So, this code seems to be chopping off based on the number of components, relying on a fixed format of the bundle identifier. Is this correct? If so, can we use such an approach?

This particular function appears to be very app specific and I don't think we could do this in a generic way that would work for all apps, I'm afraid. We would have a difficult time detecting this and when to do it. Not every app has extensions like this that would require this, and there are even different kinds of app extensions. The names of these unknown app-id's could be unconventional making this more difficult to detect in an automated way. I think that while this is possible, it's definitely not feasible.

I think that, at this point, we don't have all the elements we need to decide on this. At the very minimum, I think we need to understand the following:

  • What's the XPC! package type?
  • What's the usual format of the identifiers on apple platforms?
  • Is there a specific format/standard for defining ids for the services/companion components? (e.g. mozilla.ios.Lockbox.CredentialProvider)
Flags: needinfo?(tlong)

I think that, at this point, we don't have all the elements we need to decide on this. At the very minimum, I think we need to understand the following:

  • What's the XPC! package type?

This appears to be a package type that defines lightweight services in the Apple Ecosystem. Based on this, it might be possible to detect at least these sorts of service applications that fall into the 'package' categories, but, just looking at the documentation, even this seems like it has a lot of opportunity to go wrong

  • What's the usual format of the identifiers on apple platforms?

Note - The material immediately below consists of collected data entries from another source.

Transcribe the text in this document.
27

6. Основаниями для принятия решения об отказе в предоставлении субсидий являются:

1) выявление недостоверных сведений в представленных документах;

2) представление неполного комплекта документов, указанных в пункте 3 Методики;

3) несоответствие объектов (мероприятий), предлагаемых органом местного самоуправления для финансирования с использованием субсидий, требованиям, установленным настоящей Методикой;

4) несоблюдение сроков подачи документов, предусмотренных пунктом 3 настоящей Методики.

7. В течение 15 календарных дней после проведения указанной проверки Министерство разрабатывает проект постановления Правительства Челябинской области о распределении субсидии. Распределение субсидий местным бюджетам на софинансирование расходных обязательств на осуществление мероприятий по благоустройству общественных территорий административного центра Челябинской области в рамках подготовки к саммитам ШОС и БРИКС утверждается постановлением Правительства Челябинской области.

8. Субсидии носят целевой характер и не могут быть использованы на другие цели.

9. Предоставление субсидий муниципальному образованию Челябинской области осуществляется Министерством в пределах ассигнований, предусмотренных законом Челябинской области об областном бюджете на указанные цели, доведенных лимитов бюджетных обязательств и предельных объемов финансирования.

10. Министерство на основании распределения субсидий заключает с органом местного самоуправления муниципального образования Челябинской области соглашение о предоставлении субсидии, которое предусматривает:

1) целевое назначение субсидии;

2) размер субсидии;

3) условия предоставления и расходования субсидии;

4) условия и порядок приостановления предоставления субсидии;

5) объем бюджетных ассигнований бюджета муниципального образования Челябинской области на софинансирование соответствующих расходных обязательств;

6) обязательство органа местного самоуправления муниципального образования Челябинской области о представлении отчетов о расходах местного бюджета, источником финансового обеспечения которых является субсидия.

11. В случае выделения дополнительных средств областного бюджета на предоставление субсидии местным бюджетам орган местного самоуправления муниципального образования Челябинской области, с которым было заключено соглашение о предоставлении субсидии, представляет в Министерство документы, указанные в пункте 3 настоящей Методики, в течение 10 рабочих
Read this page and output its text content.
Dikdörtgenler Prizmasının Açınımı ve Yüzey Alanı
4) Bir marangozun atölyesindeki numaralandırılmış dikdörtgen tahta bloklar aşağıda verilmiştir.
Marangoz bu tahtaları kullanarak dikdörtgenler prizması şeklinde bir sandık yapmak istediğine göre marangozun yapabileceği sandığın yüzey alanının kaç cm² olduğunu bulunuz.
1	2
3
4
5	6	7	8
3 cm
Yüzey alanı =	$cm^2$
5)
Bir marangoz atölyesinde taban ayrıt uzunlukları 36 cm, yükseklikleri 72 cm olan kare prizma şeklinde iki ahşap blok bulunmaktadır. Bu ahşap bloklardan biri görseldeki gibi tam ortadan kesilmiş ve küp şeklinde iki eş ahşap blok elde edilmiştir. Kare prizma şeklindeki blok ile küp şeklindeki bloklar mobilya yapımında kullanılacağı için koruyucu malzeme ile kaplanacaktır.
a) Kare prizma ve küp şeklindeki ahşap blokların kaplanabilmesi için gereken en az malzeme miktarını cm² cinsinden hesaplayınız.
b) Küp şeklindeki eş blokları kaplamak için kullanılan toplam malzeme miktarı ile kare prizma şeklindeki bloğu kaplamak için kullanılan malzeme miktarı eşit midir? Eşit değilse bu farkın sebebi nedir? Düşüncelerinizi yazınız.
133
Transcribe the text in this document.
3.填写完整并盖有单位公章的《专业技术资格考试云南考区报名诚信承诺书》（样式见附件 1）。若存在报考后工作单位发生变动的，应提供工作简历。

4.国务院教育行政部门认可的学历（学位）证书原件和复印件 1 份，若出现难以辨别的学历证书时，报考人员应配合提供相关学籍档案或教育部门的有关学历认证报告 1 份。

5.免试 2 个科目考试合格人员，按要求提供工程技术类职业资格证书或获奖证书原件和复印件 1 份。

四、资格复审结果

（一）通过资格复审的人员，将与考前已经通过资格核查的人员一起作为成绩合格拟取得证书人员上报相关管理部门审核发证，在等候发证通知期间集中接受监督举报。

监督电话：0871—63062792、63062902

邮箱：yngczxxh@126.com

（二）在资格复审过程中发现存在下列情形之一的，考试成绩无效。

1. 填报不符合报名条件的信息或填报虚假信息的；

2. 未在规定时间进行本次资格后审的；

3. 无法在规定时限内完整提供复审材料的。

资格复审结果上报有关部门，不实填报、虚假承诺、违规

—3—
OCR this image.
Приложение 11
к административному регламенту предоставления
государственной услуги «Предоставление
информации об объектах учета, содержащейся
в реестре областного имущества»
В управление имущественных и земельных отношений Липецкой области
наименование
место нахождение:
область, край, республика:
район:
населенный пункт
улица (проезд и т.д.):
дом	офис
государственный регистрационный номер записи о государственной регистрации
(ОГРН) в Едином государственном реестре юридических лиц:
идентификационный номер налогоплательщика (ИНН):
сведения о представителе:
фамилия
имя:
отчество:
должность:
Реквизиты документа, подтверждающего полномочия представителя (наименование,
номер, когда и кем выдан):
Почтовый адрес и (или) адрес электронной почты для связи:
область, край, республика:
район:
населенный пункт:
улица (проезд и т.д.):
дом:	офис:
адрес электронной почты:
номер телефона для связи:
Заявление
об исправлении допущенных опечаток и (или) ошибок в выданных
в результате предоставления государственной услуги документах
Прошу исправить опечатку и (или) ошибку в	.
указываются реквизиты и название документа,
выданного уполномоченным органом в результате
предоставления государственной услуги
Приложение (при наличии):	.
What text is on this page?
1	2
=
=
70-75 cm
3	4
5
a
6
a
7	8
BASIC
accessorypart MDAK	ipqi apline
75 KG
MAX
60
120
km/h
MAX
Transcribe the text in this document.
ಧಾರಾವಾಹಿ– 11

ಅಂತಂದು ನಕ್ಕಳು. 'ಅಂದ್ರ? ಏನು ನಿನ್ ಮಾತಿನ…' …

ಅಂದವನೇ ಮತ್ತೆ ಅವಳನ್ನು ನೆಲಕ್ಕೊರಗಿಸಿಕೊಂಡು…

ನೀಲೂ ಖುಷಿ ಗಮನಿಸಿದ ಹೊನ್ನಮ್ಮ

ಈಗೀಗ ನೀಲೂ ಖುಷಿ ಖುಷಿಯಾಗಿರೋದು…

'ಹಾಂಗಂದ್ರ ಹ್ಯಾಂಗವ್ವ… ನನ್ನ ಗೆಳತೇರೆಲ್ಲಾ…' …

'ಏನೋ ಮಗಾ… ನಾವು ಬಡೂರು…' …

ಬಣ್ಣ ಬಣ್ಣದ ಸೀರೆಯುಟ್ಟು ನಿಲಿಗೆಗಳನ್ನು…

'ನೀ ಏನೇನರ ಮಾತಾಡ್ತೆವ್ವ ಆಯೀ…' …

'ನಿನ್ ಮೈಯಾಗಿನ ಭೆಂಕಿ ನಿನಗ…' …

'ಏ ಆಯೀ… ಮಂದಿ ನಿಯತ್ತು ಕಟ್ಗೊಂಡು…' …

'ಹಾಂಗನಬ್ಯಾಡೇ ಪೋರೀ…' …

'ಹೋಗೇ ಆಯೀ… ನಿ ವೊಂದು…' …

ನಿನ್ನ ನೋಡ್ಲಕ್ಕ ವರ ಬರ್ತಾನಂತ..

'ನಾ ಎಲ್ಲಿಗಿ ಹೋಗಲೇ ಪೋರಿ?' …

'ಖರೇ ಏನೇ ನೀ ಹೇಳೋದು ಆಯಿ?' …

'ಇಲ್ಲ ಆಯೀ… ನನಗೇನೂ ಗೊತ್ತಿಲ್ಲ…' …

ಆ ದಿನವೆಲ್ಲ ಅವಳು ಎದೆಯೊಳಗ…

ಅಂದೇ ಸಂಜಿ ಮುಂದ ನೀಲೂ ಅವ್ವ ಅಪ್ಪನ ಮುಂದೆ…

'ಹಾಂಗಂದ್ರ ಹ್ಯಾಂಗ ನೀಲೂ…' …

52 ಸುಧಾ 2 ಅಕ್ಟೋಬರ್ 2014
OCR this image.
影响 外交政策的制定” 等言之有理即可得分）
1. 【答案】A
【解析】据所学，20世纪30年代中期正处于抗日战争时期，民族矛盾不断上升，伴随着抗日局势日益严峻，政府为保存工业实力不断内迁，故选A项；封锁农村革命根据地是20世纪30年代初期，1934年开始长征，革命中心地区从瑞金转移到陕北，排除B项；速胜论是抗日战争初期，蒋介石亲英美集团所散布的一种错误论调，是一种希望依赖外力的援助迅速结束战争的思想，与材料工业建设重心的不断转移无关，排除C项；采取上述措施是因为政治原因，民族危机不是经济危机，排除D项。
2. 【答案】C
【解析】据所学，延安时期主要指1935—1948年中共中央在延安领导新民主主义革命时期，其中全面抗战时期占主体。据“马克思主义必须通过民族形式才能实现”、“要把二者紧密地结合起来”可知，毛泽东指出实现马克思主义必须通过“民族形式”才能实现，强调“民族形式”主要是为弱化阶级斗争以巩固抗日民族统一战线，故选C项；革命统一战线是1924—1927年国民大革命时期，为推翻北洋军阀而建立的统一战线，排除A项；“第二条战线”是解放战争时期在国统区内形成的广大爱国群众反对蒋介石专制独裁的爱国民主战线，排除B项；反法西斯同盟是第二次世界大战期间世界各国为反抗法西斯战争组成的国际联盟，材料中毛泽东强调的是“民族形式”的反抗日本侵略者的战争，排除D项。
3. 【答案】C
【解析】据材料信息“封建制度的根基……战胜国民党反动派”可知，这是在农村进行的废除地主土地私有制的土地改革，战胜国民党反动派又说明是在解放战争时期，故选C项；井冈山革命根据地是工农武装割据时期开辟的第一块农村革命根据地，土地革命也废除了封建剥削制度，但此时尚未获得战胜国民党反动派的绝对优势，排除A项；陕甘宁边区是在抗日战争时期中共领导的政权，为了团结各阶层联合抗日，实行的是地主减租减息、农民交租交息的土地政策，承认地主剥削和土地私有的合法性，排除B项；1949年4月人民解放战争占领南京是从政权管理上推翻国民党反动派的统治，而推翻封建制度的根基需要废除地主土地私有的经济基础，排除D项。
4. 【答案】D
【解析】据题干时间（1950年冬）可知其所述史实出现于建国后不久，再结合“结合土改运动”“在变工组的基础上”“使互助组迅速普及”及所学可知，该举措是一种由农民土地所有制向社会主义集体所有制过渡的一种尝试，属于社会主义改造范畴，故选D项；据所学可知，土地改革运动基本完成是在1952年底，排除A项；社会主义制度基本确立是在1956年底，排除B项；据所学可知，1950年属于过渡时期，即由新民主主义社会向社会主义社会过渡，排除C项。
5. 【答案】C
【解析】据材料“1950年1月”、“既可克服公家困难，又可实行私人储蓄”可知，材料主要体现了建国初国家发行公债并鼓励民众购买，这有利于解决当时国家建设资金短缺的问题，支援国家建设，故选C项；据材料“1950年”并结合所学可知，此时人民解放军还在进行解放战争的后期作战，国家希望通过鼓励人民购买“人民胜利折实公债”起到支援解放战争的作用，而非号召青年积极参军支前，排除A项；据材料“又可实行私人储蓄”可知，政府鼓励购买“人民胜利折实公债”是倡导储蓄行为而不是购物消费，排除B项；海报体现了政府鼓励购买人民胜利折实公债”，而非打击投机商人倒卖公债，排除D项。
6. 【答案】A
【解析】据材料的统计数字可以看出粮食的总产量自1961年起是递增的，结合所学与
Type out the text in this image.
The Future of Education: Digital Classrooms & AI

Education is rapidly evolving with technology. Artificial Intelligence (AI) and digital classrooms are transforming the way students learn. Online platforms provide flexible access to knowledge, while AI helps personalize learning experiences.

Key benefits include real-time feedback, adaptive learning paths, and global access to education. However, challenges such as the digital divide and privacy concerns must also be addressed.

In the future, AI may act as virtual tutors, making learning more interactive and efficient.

They typically take the form of reverse URLs, such as org.mozilla.ios.Lockbox or com.apple.camera, but there is some flexibility to this as while they are typically named in camel case, dashes and underscores are still allowed.

  • Is there a specific format/standard for defining ids for the services/companion components? (e.g. mozilla.ios.Lockbox.CredentialProvider)

The only standard or method I could find through a quick search is that they take the "base" identifier and tack on the class name of the service or extension, so it would be dependent on the actual class name.

Flags: needinfo?(tlong)

(In reply to Travis Long [:travis_] from comment #8)

I think that, at this point, we don't have all the elements we need to decide on this. At the very minimum, I think we need to understand the following:

  • What's the XPC! package type?

This appears to be a package type that defines lightweight services in the Apple Ecosystem. Based on this, it might be possible to detect at least these sorts of service applications that fall into the 'package' categories, but, just looking at the documentation, even this seems like it has a lot of opportunity to go wrong

We can at least tell if we're in a service, that's a good start. Is there any way from the service to access the parent's bundle id?

Flags: needinfo?(tlong)

We can at least tell if we're in a service, that's a good start. Is there any way from the service to access the parent's bundle id?

While you cannot access it through any Apple API directly, we can still do the same thing the function you linked from searchfox does by stripping off the last bit separated by the .'s.

Flags: needinfo?(tlong)

(In reply to Travis Long [:travis_] from comment #10)

We can at least tell if we're in a service, that's a good start. Is there any way from the service to access the parent's bundle id?

While you cannot access it through any Apple API directly, we can still do the same thing the function you linked from searchfox does by stripping off the last bit separated by the .'s.

Can services define more than one component ? e.g. mozilla.ios.lockbox.credential.provider?

Flags: needinfo?(tlong)

(In reply to Alessio Placitelli [:Dexter] from comment #11)

Can services define more than one component ? e.g. mozilla.ios.lockbox.credential.provider?

I'm not sure if a sub-component like a service could define something another level like this or not. My instincts tell me that this is probably possible, but I will do my due diligence and research this possibility.

Flags: needinfo?(tlong)
Assignee: nobody → tlong
Priority: P3 → P1

(In reply to Travis Long [:travis_] from comment #12)

(In reply to Alessio Placitelli [:Dexter] from comment #11)

Can services define more than one component ? e.g. mozilla.ios.lockbox.credential.provider?

I'm not sure if a sub-component like a service could define something another level like this or not. My instincts tell me that this is probably possible, but I will do my due diligence and research this possibility.

Super-worst-case: the glean "build system" define some project-wide variable that can be read by the service?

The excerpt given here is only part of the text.